Facile separation of enantiomers via covalent organic framework bonded stationary phase

Covalent organic frameworks (COFs), a type of crystalline polymers, have attracted increasing interest because of their controllability of geometry and functionality. Featuring infinitely extended networks and tremendous interaction sites, COFs emerge as a potential platform for separation science. Here, a novel chiral COF (beta-CD COFBPDA) constructed by the imine condensation of 4,4 '-biphenyldicarboxaldehyde and heptakis(6-amino-6-deoxy)-beta-cyclodextrin was introduced into an electrochromatographic system via a photopolymerization method and applied to the separation of enantiomers. The structure and properties of as-synthesized beta-CD COFBPDA were investigated by powder X-ray diffraction (PXRD) patterns, Fourier transform infrared (FT-IR) spectroscopy, thermogravimetric analysis (TGA), and N(2)adsorption-desorption isotherms.
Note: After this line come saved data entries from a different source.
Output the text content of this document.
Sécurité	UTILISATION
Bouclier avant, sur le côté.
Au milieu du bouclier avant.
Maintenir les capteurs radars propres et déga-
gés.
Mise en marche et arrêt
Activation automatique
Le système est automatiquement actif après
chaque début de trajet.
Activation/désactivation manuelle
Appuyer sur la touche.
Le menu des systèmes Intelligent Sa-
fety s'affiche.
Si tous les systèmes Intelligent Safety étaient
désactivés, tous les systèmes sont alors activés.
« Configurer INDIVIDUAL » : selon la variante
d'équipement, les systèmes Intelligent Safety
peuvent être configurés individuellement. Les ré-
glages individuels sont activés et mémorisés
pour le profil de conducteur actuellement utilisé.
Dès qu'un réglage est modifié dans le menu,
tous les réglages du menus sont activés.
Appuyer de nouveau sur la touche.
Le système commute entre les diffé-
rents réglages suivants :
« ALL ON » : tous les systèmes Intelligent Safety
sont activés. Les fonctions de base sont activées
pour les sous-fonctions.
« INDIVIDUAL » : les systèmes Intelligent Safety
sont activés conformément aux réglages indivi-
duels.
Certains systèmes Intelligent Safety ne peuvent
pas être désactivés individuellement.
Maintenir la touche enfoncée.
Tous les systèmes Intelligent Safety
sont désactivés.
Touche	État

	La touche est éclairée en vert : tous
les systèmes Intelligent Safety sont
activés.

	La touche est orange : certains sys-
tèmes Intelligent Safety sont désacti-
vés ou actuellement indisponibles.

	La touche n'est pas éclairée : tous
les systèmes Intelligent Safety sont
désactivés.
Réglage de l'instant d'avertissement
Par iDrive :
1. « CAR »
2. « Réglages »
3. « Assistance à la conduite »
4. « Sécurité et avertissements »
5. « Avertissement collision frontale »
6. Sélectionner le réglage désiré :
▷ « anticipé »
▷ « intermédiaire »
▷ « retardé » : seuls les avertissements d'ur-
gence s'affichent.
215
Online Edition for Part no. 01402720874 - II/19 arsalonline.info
It was proved that beta-CD COFBPDA was provided with larger pore size and BET surface area. The beta-CD COFBPDA coating endowed the chiral stationary phase with superior three-dimensional orientation, and realized satisfactory separation with improved selectivity and column efficiency for a dozen racemic drugs. Under the optimized conditions, homatropine, ondansetron, metoprolol, terbutaline, tulobuterol, and promethazine were all baseline separated with resolution values of 2.24, 2.03, 1.65, 1.62, 1.60, and 1.58, respectively. The results indicate the high perspective of COF modified stationary in enantioseparation.

Automated summary

COFs, a type of crystalline polymers with controllable geometry and functionality, have attracted increasing interest. A novel chiral COF, β-CD COFBPDA, constructed through specific imine condensation, shows potential in separation science. Under optimized conditions, the COF-modified stationary phase demonstrates superior separation performance for racemic drugs.